A crack intro, also known as a cracktro, loader, or just intro, is a small introduction sequence added to cracked software. It aims to inform the user which "cracking crew" or individual cracker removed the software's copy protection and distributed the crack.
They first appeared on Apple II computer in the late 1970s or early 1980s, and then on ZX Spectrum, Commodore 64 and Amstrad CPC games that were distributed around the world via Bulletin Board Systems and floppy disk copying. By 1985, when reviewing the commercially available ISEPIC cartridge which adds a custom crack intro to memory dumps of copy-protected Commodore 64 software, Ahoy! wrote that such intros were "in the tradition of the true hacker". Early crack intros resemble graffiti in many ways, although they invaded the private sphere and not the public space.
As time went on, crack intros became a medium to demonstrate the purported superiority of a cracking group. Such intros grew very complex, sometimes exceeding the size and complexity of the software itself. Crack intros only became more sophisticated on more advanced systems such as the Commodore Amiga, Atari ST, and some IBM PC clone systems with sound cards. These intros feature big, colourful effects, music, and scrollers.

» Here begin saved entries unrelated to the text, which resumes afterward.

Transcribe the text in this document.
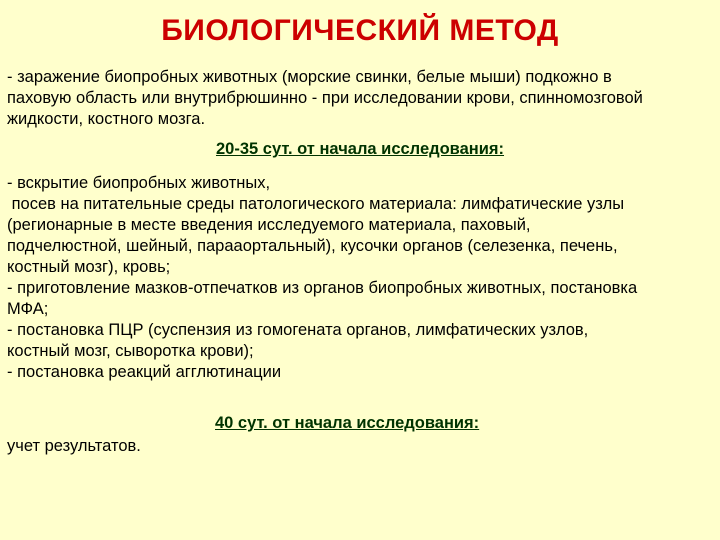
БИОЛОГИЧЕСКИЙ МЕТОД
- заражение биопробных животных (морские свинки, белые мыши) подкожно в
паховую область или внутрибрюшинно - при исследовании крови, спинномозговой
жидкости, костного мозга.
20-35 сут. от начала исследования:
- вскрытие биопробных животных,
посев на питательные среды патологического материала: лимфатические узлы
(регионарные в месте введения исследуемого материала, паховый,
подчелюстной, шейный, парааортальный), кусочки органов (селезенка, печень,
костный мозг), кровь;
- приготовление мазков-отпечатков из органов биопробных животных, постановка
МФА;
- постановка ПЦР (суспензия из гомогената органов, лимфатических узлов,
костный мозг, сыворотка крови);
- постановка реакций агглютинации
40 сут. от начала исследования:
учет результатов.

Cracking groups would use the intros not just to gain credit for cracking, but to advertise their BBSes, greet friends, and gain themselves recognition. Messages were frequently of a vulgar nature, and on some occasions made threats of violence against software companies or the members of some rival crack-group.
Crack-intro programming eventually became an art form in its own right, and people started coding intros without attaching them to a crack just to show off how well they could program. This practice evolved into the demoscene.
As of 2019, crack intros that use chiptunes live on in the form of background music for small programs intended to remove the software protection on commercial and shareware software that has limited or dumbed-down capabilities. Sometimes this is simply in the form of a program that generates a software package's serial number, usually referred to as a keygen. These chiptunes are now still accessible as downloadable musicdisks or musicpacks.